Reddit will have active subs for specific board games. The general board games magazine on Lemmy has 1 post a month.
So ya, if I want to read comments on the latest episode of Loki to see what things people picked up on that I missed Reddit is currently the only place to find that.
I feel like there needs to be instance aggregation for Lemmy to really work in the long run (and really this is probably true of the fediverse in general). Having to add communities across multiple instances, and not being able to browse them in a centralized way, really detracts from the experience. On Reddit, I subbed to the stuff I wanted and just lived off that feed. With Lemmy, I feel like I have to stay in unfiltered view to get anything of interest–the fragmented niche communities are just too limiting.

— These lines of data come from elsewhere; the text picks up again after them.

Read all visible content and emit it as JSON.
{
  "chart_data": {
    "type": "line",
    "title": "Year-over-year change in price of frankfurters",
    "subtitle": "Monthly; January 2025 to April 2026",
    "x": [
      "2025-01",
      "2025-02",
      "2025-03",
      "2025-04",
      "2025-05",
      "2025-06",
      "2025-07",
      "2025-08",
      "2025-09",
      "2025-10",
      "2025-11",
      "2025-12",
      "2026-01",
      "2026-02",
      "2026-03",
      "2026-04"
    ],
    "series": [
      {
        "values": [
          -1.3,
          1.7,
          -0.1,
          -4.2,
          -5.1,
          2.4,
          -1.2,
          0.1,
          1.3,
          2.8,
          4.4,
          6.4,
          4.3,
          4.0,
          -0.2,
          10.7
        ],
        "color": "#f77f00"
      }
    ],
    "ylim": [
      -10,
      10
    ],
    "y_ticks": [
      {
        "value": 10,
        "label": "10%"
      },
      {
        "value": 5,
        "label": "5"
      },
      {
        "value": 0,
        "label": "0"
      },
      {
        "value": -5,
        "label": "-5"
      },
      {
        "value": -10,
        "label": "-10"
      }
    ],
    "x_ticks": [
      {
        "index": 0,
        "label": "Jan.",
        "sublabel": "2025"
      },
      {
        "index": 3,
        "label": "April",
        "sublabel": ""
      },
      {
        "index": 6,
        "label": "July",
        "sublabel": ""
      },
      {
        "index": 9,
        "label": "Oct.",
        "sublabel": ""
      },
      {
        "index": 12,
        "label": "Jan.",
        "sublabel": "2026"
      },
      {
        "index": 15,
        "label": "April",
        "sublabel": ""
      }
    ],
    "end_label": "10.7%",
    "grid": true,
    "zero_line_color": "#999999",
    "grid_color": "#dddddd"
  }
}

Yes, Lemmy is Reddit with extra steps as long as you can’t click this /c/books And see, by default, every books community , on every server at once in a single place.
The Redditors who made it here, saw this and realized the fediverse promise, was just bait.
Since lemmy instance are hit and miss. Some popular ones are already talking about shutting down or have shut down. I highly doubt lemmy will get there.
“multi Reddit” like feature do not fix the problem.
First, like on Reddit, less than 5% of users will use it as a non default feature which needs to be configured.
Second, even of those people who use the feature, they will have different sets of differently configured “multireddit”.
The end result is a fragmented audience that has no shared experience and never aglomerates to critical mass.
If you have 1725 /c/books communities, that does not make one cohesive books community. These people have nothing in common.
Practical end result, one books community on one Lemmy instance, is “the one big community” and almost every other gets 1 post per year on average, which is never seen by anyone.
For every big community, every once in a while, the moderation dictators sell out or otherwise piss off the community enough that it fragments. That works as well as the current transition from Reddit to Lemmy.
Each schism doesn’t create a new, better community, it creates a smaller, less active community at the expense of the larger one.
There needs to be a single point of agglomeration, which works by default for any community name.
And moderation needs to be something dive by every user and moderation needs to be a filter that you subscribe to.
I wish they were true but reality is that people will accept just about any and all abuse and stay with the crap despite sometimes getting angry about it.
I lurk the Reddit’s onion site using tor and turn JavaScript off. I don’t even have an account there anymore so I can’t comment on anything. This way they don’t get any advertising dollars from me. But it’s the best way for me to keep up with what’s new and upcoming in some special fields that I’m in.